Let now $\mu=\mu_1-\mu_2$ be an arbitrary signed measure, where $\mu_1,\mu_2$ are the components of its Hahn decomposition. The only reason why the definition of the weak norm does not work in this situation is that the measure $\mu$ need not to be "balanced" in the sense that the total masses $\|\mu_1\|$ and $\|\mu_2\|$ need not be the same any more. However, this can be easily repaired in the following way: extend the original space $\Omega$
to a new metric space $\Omega'$ by adding to it an "ideal point" $o$ and putting $d(\omega,o)=1$ for any $\omega\in\Omega$. Then the measure
$$
\mu'=\mu - (\|\mu_1\|-\|\mu_2\|)\delta_o \;,
$$
where $\delta_o$ is the unit mass at the point $o$, is now balanced, so that $|||\mu'|||$ is well defined. Therefore, one can extend the definition of the weak norm $|||\cdot|||$ to arbitrary signed measures $\mu$ by putting
$$
|||\mu|||=|||\mu'||| \;.
$$
It is now easy to see that the distance $|||\mu_1-\mu_2|||$, where $\mu_1,\mu_2$ are two arbitrary signed measures, metrizes the weak topology on $\mathcal M(\Omega)$.
Best Answer
There are some results on the representation of certain functionals by measures in the paper
Smolyanov, O.G.; Fomin, S.V. Measures on linear topological spaces. Russ. Math. Surv. 31, No.4, 1-53 (1976); translation from Usp. Mat. Nauk 31, No.4(190), 3-56 (1976).
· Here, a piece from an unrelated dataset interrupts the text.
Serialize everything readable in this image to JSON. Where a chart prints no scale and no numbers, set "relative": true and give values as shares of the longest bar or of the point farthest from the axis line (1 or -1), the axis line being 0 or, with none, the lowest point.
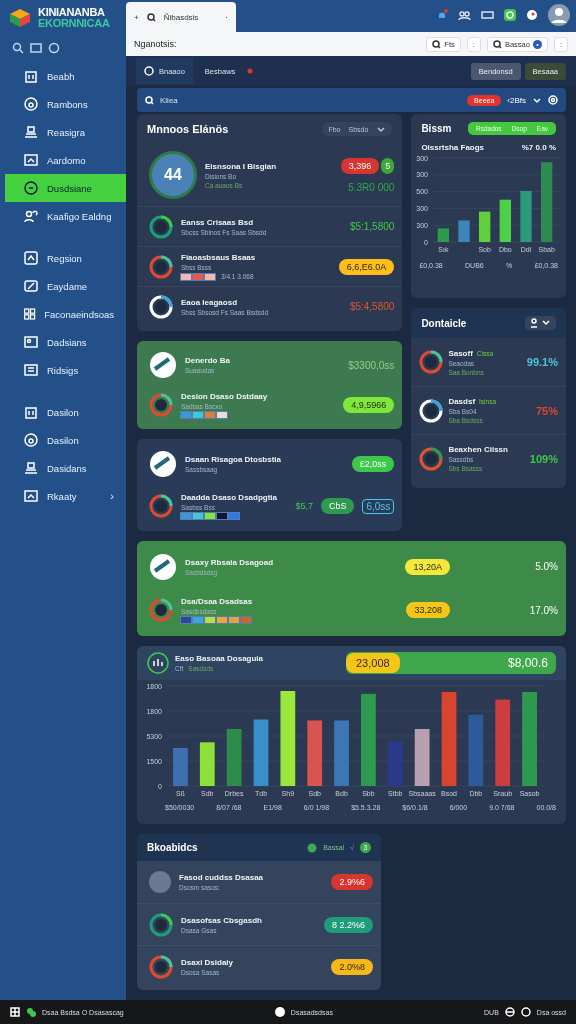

In fact, without local compactness the problem acquires completely new features, and it is instructive to consider the problems you are interested in for the case of a linear topological space. Then you will have to deal with completely new structures like spaces of cylindrical functions etc. There is some material of this kind in the above paper and in the later books by Daletsky and Fomin, Vakhania et al, etc.